Just drive through most any neighborhood from "Black Friday" after Thanksgiving through the Super Bowl next year. What to your wandering eyes should appear, but little invitations to area burglars who now know where to find all the good stuff.
There's one or two days a week that the bad guys eagerly wait for. It's the "Come Burglarize My House" sign that may be in your yard. The day before and the day of trash pick-up are great for cruising. That's when most of us put out, along with our regular trash, the empty boxes from the new HDTVs, computers, appliances and other goodies we buy ourselves during the holidays.
Here is something to think about to help with home safety precautions.
1. The bad guys just make notes of the addresses where they see the empty boxes and come back when no one is home.
2. Many shoppers hold on to the box for a while in case something goes wrong with the newly purchased gadget and it must be returned. When it's time to get rid of the box, think about these ways to do it:
-- Take the box to a recycling center for disposal.

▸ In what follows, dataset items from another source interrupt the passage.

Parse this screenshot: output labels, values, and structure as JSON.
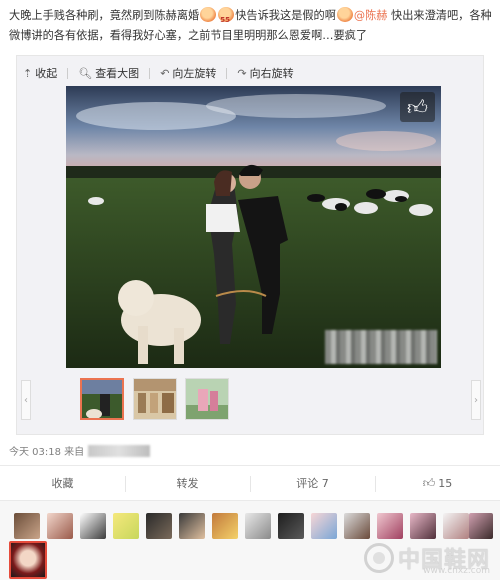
{
  "post": {
    "text_part1": "大晚上手贱各种刷，竟然刷到陈赫离婚",
    "text_part2": "快告诉我这是假的啊",
    "mention": "@陈赫",
    "text_part3": "快出来澄清吧，各种微博讲的各有依据，看得我好心塞，之前节目里明明那么恩爱啊…要疯了"
  },
  "toolbar": {
    "collapse": "收起",
    "view_large": "查看大图",
    "rotate_left": "向左旋转",
    "rotate_right": "向右旋转"
  },
  "icons": {
    "collapse": "collapse-arrow-icon",
    "view_large": "magnifier-icon",
    "rotate_left": "rotate-left-icon",
    "rotate_right": "rotate-right-icon",
    "like_overlay": "thumbs-up-icon",
    "like_action": "thumbs-up-icon"
  },
  "meta": {
    "time": "今天 03:18 来自"
  },
  "actions": {
    "favorite": "收藏",
    "repost": "转发",
    "comment": "评论 7",
    "like_count": "15"
  },
  "watermark": {
    "brand": "中国鞋网",
    "url": "www.cnxz.com"
  },
  "colors": {
    "accent": "#eb7350",
    "mention": "#eb7350",
    "border": "#e6e6e6"
  }
}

-- Break up the box and put it in one or more trash bags so outsiders don't know what it is.
-- Repurpose the box, if possible, for storage in your home.
3. Consider more use of intrusion alarms and better household security measures. Unlocked windows and doors give burglars easy access. Sadly, there are many of us who have burglar alarms but don't take the time to use them.
There's another precaution that slips by those of use who use social networks on the Internet.
Watch what you say on-line with comments on Twitter, FaceBook, MySpace or any other social networking site.
Bad guys look for users who announce to the world they are on vacation, at out-of-town meetings or traveling with friends or family.
There is even a web site that posts just such messages in an effort to let people know how dangerous too much information can be.
Don't let a Grinch burgle your home and ruin your holiday."